This could have been so much more interesting.
Two rehearsals today. TWO. Burnin' Sternum's first one—which was a blast—and my first practice back with Tommy for the Poke show before August's Thunderdome. But I did not take a picture, because tonight I was going to be at either ComedyCity or CounterClockwise's roast of Total Recall.
I head out to ComedyCity, e-mailing Nikki on the way to see if they're going to have a show. She's sick, the DuPonts won't be there, and I change directions to head to Total Recall. I'll be late, but who cares? Except I park and realize I left my wallet on my side table, because I had it out to make KCiF guest artist travel arrangements. Now I'll be 45 minutes late.
Screw it. Time to open a bottle of wine, pop a 100-calorie bag of Jolly Time and whip out a movie with George Clooney in it. (Ocean's 13. Which, oddly, is much more fun to watch now that Clooney is no longer dating a 20-something cocktail waitress.)
ANYWAY. The universe told me to stay home, and I'm staying home.

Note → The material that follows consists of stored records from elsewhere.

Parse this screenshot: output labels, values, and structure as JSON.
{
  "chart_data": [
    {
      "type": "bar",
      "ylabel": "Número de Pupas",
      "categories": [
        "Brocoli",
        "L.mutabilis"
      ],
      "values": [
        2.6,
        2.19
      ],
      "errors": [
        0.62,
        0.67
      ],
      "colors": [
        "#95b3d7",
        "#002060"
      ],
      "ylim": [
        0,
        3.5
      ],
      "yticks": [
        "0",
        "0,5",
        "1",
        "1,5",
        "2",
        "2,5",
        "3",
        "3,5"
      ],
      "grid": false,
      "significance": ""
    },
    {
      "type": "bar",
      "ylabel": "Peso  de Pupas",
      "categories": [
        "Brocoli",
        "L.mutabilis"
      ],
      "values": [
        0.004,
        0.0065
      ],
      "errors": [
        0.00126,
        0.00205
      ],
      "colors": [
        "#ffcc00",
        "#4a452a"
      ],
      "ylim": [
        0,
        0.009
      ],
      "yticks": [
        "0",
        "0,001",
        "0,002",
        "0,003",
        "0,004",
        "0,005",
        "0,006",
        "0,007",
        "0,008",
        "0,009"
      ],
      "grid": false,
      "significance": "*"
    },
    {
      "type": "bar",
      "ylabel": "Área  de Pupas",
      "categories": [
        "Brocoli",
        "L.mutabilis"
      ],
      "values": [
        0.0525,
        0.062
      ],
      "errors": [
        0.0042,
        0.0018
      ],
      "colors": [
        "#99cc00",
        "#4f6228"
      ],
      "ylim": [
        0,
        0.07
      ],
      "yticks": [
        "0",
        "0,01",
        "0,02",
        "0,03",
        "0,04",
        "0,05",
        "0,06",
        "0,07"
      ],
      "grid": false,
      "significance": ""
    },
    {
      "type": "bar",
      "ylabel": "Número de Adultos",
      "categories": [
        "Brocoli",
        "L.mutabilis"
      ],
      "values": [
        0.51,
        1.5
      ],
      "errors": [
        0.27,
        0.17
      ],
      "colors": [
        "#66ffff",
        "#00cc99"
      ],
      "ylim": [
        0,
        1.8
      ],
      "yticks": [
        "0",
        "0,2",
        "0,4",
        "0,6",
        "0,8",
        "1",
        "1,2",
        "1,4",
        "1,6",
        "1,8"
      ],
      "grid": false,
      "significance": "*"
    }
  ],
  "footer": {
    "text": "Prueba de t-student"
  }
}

Rehearsals were fun. The Sternums were minus Pete, which makes it 20% less fun, but it was a good couple of hours. We got together a few months ago to figure out what we were interested in doing—a continuous, single-location scene. We're still working out specifics—like whether we'll do entrances and exits, switch out characters, stuff like that. Today was just play time; we cleared the living room furniture and ran three 30-minute-ish scenes.
Ever rehearsed in the living room of a condo? If rehearsing in a library squashes a little bit of weird, the living room (for me, anyway) stomps it into the ground. AH. A topic: Does your rehearsal space matter?
When the kids studied with Annoyance folks in Chicago, Susan Messing talked about respecting the space—how the Annoyance classrooms gave you protection to do a specific kind of work, the iO stage gave you permission to do another, and the Liberty High School stage demanded yet another.
I freak out a little any time someone swears in our space at the library. I yelled something pretty gross (but plot relevant)—and then felt very uncomfortable about yelling it—when I rehearsed with Babel Fish in Nathan's back yard off Ward Parkway. I play very close to myself when I'm in my own living room, with my neighbors above and on either side (it didn't help that Michael got a letter from the HOA after one rehearsal at his place).
The only place I really completely let go is in a certified improv space—a classroom, or on the stage where we'll be performing.
Which doesn't seem like a legit reason to hold back. Even if I have to dial the volume down or watch the content, there should be other types of risks I should be able to take. I got truly annoyed at myself after one scene, where Rob had an actual emotional point of view and I duped myself into believing I'd grounded the scene and my character by not responding in a realistic way.
I shouldn't have to be in a performance space to perform. There's something new to work on.